# 📄 Create a Table from delimited files

In this example notebook you will create a Table using the famous Titanic dataset.

## 📦 Install dependencies

Ensure you have the latest MLTable library and dependencies.

In [None]:
%pip install -r ../mltable-requirements.txt

## 🐍 Create an MLTable using the Python SDK

Here you build your data loading steps using the `mltable` Python SDK. The `show()` method allows you to see the effect of the data loading transformation.

In [None]:
import mltable
from mltable import MLTableHeaders, MLTableFileEncoding, DataType

# create paths to the data files
paths = [{"file": "wasbs://data@azuremlexampledata.blob.core.windows.net/titanic.csv"}]

# create an MLTable from the data files
tbl = mltable.from_delimited_files(
    paths=paths,
    delimiter=",",
    header=MLTableHeaders.all_files_same_headers,
    infer_column_types=True,
    include_path_column=False,
    encoding=MLTableFileEncoding.utf8,
)

# filter out rows undefined ages
tbl = tbl.filter("col('Age') > 0")

# drop PassengerId
tbl = tbl.drop_columns(["PassengerId"])

# ensure survived column is treated as boolean
data_types = {
    "Survived": DataType.to_bool(
        true_values=["True", "true", "1"], false_values=["False", "false", "0"]
    )
}
tbl = tbl.convert_column_types(data_types)

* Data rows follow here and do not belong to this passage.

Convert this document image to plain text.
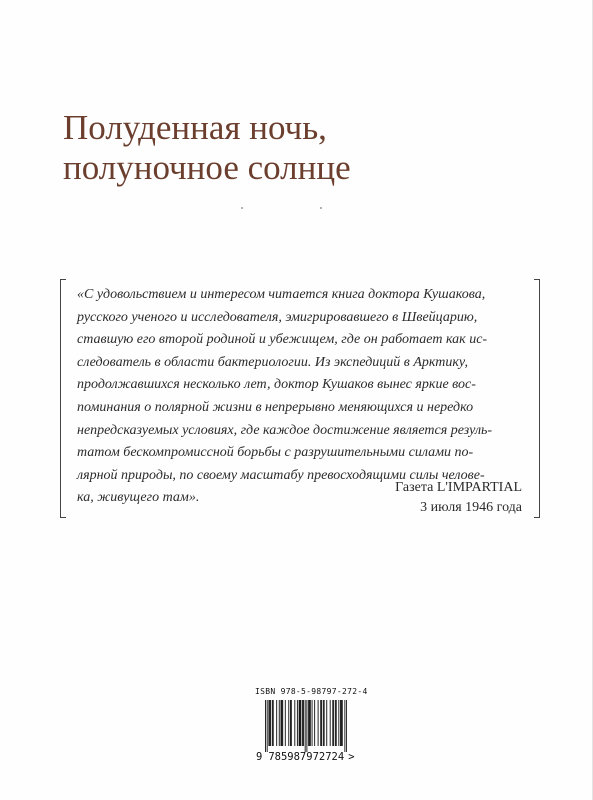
Полуденная ночь,
полуночное солнце
«С удовольствием и интересом читается книга доктора Кушакова,
русского ученого и исследователя, эмигрировавшего в Швейцарию,
ставшую его второй родиной и убежищем, где он работает как ис-
следователь в области бактериологии. Из экспедиций в Арктику,
продолжавшихся несколько лет, доктор Кушаков вынес яркие вос-
поминания о полярной жизни в непрерывно меняющихся и нередко
непредсказуемых условиях, где каждое достижение является резуль-
татом бескомпромиссной борьбы с разрушительными силами по-
лярной природы, по своему масштабу превосходящими силы челове-
ка, живущего там».
Газета L'IMPARTIAL
3 июля 1946 года
ISBN 978-5-98797-272-4
9 785987972724 >
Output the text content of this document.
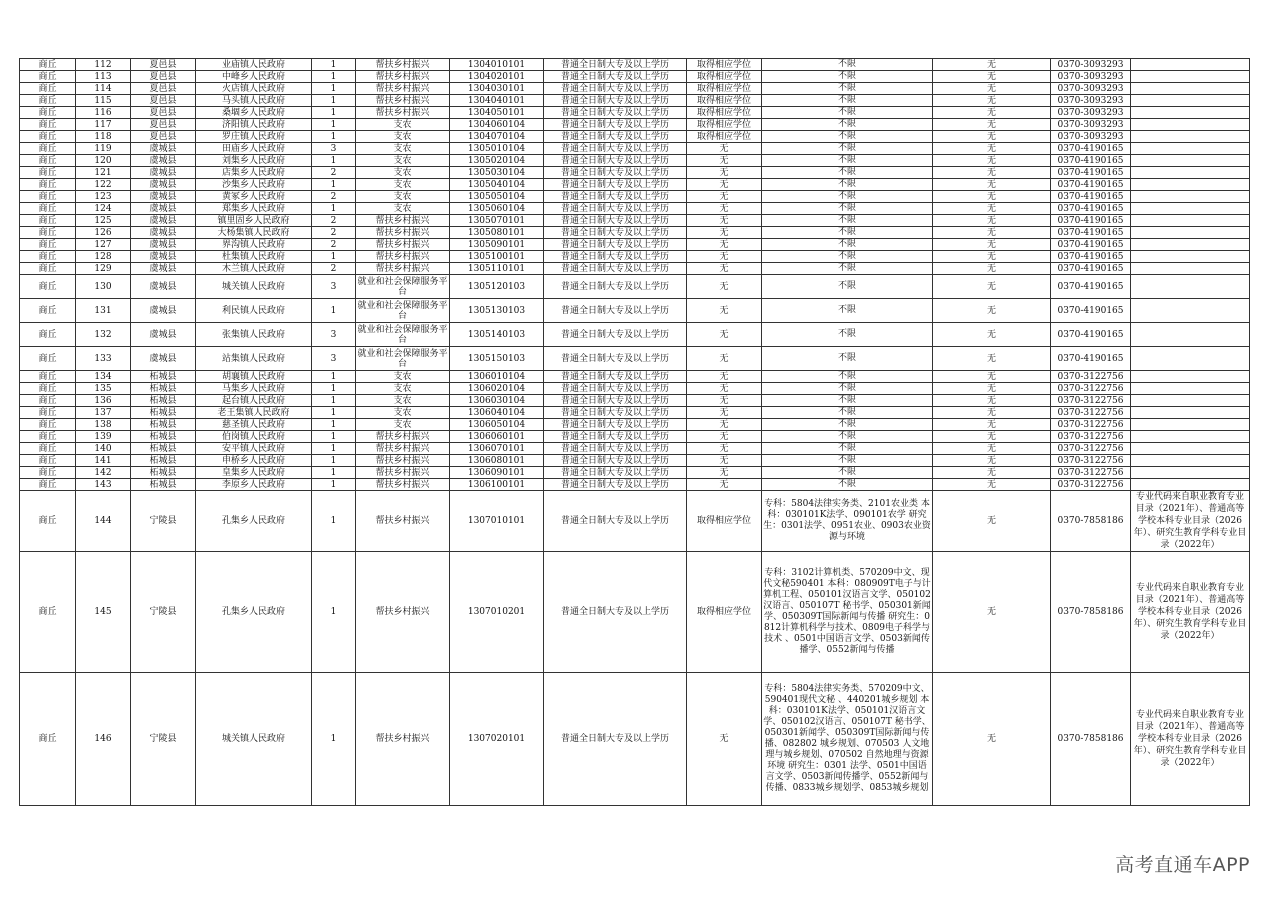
商丘	112	夏邑县	业庙镇人民政府	1	帮扶乡村振兴	1304010101	普通全日制大专及以上学历	取得相应学位	不限	无	0370-3093293	
商丘	113	夏邑县	中峰乡人民政府	1	帮扶乡村振兴	1304020101	普通全日制大专及以上学历	取得相应学位	不限	无	0370-3093293	
商丘	114	夏邑县	火店镇人民政府	1	帮扶乡村振兴	1304030101	普通全日制大专及以上学历	取得相应学位	不限	无	0370-3093293	
商丘	115	夏邑县	马头镇人民政府	1	帮扶乡村振兴	1304040101	普通全日制大专及以上学历	取得相应学位	不限	无	0370-3093293	
商丘	116	夏邑县	桑堌乡人民政府	1	帮扶乡村振兴	1304050101	普通全日制大专及以上学历	取得相应学位	不限	无	0370-3093293	
商丘	117	夏邑县	济阳镇人民政府	1	支农	1304060104	普通全日制大专及以上学历	取得相应学位	不限	无	0370-3093293	
商丘	118	夏邑县	罗庄镇人民政府	1	支农	1304070104	普通全日制大专及以上学历	取得相应学位	不限	无	0370-3093293	
商丘	119	虞城县	田庙乡人民政府	3	支农	1305010104	普通全日制大专及以上学历	无	不限	无	0370-4190165	
商丘	120	虞城县	刘集乡人民政府	1	支农	1305020104	普通全日制大专及以上学历	无	不限	无	0370-4190165	
商丘	121	虞城县	店集乡人民政府	2	支农	1305030104	普通全日制大专及以上学历	无	不限	无	0370-4190165	
商丘	122	虞城县	沙集乡人民政府	1	支农	1305040104	普通全日制大专及以上学历	无	不限	无	0370-4190165	
商丘	123	虞城县	黄冢乡人民政府	2	支农	1305050104	普通全日制大专及以上学历	无	不限	无	0370-4190165	
商丘	124	虞城县	郑集乡人民政府	1	支农	1305060104	普通全日制大专及以上学历	无	不限	无	0370-4190165	
商丘	125	虞城县	镇里固乡人民政府	2	帮扶乡村振兴	1305070101	普通全日制大专及以上学历	无	不限	无	0370-4190165	
商丘	126	虞城县	大杨集镇人民政府	2	帮扶乡村振兴	1305080101	普通全日制大专及以上学历	无	不限	无	0370-4190165	
商丘	127	虞城县	界沟镇人民政府	2	帮扶乡村振兴	1305090101	普通全日制大专及以上学历	无	不限	无	0370-4190165	
商丘	128	虞城县	杜集镇人民政府	1	帮扶乡村振兴	1305100101	普通全日制大专及以上学历	无	不限	无	0370-4190165	
商丘	129	虞城县	木兰镇人民政府	2	帮扶乡村振兴	1305110101	普通全日制大专及以上学历	无	不限	无	0370-4190165	
商丘	130	虞城县	城关镇人民政府	3	就业和社会保障服务平台	1305120103	普通全日制大专及以上学历	无	不限	无	0370-4190165	
商丘	131	虞城县	利民镇人民政府	1	就业和社会保障服务平台	1305130103	普通全日制大专及以上学历	无	不限	无	0370-4190165	
商丘	132	虞城县	张集镇人民政府	3	就业和社会保障服务平台	1305140103	普通全日制大专及以上学历	无	不限	无	0370-4190165	
商丘	133	虞城县	站集镇人民政府	3	就业和社会保障服务平台	1305150103	普通全日制大专及以上学历	无	不限	无	0370-4190165	
商丘	134	柘城县	胡襄镇人民政府	1	支农	1306010104	普通全日制大专及以上学历	无	不限	无	0370-3122756	
商丘	135	柘城县	马集乡人民政府	1	支农	1306020104	普通全日制大专及以上学历	无	不限	无	0370-3122756	
商丘	136	柘城县	起台镇人民政府	1	支农	1306030104	普通全日制大专及以上学历	无	不限	无	0370-3122756	
商丘	137	柘城县	老王集镇人民政府	1	支农	1306040104	普通全日制大专及以上学历	无	不限	无	0370-3122756	
商丘	138	柘城县	慈圣镇人民政府	1	支农	1306050104	普通全日制大专及以上学历	无	不限	无	0370-3122756	
商丘	139	柘城县	伯岗镇人民政府	1	帮扶乡村振兴	1306060101	普通全日制大专及以上学历	无	不限	无	0370-3122756	
商丘	140	柘城县	安平镇人民政府	1	帮扶乡村振兴	1306070101	普通全日制大专及以上学历	无	不限	无	0370-3122756	
商丘	141	柘城县	申桥乡人民政府	1	帮扶乡村振兴	1306080101	普通全日制大专及以上学历	无	不限	无	0370-3122756	
商丘	142	柘城县	皇集乡人民政府	1	帮扶乡村振兴	1306090101	普通全日制大专及以上学历	无	不限	无	0370-3122756	
商丘	143	柘城县	李原乡人民政府	1	帮扶乡村振兴	1306100101	普通全日制大专及以上学历	无	不限	无	0370-3122756	
商丘	144	宁陵县	孔集乡人民政府	1	帮扶乡村振兴	1307010101	普通全日制大专及以上学历	取得相应学位	专科：5804法律实务类、2101农业类 本科：030101K法学、090101农学 研究生：0301法学、0951农业、0903农业资源与环境	无	0370-7858186	专业代码来自职业教育专业目录（2021年）、普通高等学校本科专业目录（2026年）、研究生教育学科专业目录（2022年）
商丘	145	宁陵县	孔集乡人民政府	1	帮扶乡村振兴	1307010201	普通全日制大专及以上学历	取得相应学位	专科：3102计算机类、570209中文、现代文秘590401 本科：080909T电子与计算机工程、050101汉语言文学、050102 汉语言、050107T 秘书学、050301新闻学、050309T国际新闻与传播 研究生：0812计算机科学与技术、0809电子科学与技术 、0501中国语言文学、0503新闻传播学、0552新闻与传播	无	0370-7858186	专业代码来自职业教育专业目录（2021年）、普通高等学校本科专业目录（2026年）、研究生教育学科专业目录（2022年）
商丘	146	宁陵县	城关镇人民政府	1	帮扶乡村振兴	1307020101	普通全日制大专及以上学历	无	专科：5804法律实务类、570209中文、590401现代文秘 、440201城乡规划 本科：030101K法学、050101汉语言文学、050102汉语言、050107T 秘书学、050301新闻学、050309T国际新闻与传播、082802 城乡规划、070503 人文地理与城乡规划、070502 自然地理与资源环境 研究生：0301 法学、0501中国语言文学、0503新闻传播学、0552新闻与传播、0833城乡规划学、0853城乡规划	无	0370-7858186	专业代码来自职业教育专业目录（2021年）、普通高等学校本科专业目录（2026年）、研究生教育学科专业目录（2022年）
高考直通车APP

# show the first 5 records
tbl.show(5)

### 🐼 Load into a Pandas data frame

You can load your Azure ML Table into Pandas using:

In [None]:
df = tbl.to_pandas_dataframe()
df.head(5)

### 💾 Save data loading steps 
Next, you'll save all your data loading steps into an `MLTable` file. This allows you to *reproduce* your Pandas data frame at a later point in time without having to redefine the data loading steps in your code.

In [None]:
# save the data loading steps in an MLTable file
tbl.save("./titanic")

#### 🔍 View the saved file

In the next code cell, we show you the `MLTable` file so you can understand how the data loading steps are serialized into a file.

In [None]:
with open("./titanic/MLTable", "r") as f:
    print(f.read())

## ♻️ Reproduce data loading steps

Now that the data loading steps have been serialized into a file, you can reproduce them at any point in time using the `load()` method. This means you do not need to redefine your data loading steps in code and makes it easier to share with others.

In [None]:
import mltable

# load the previously saved MLTable file
tbl = mltable.load("./titanic/")

### 🤝 Create a data asset to aid sharing and reproducibility

You'll now create a data asset, which will automatically upload the `MLTable` to cloud storage (the default AzureML datastore) so that others can use it easily.

In [None]:
subscription_id = "<SUBSCRIPTION_ID>"
resource_group = "<RESOURCE_GROUP>"
workspace = "<AML_WORKSPACE_NAME>"

In [None]:
import time
from azure.ai.ml import MLClient
from azure.ai.ml.entities import Data
from azure.ai.ml.constants import AssetTypes
from azure.identity import DefaultAzureCredential

# set the version number of the data asset to the current UTC time
VERSION = time.strftime("%Y.%m.%d.%H%M%S", time.gmtime())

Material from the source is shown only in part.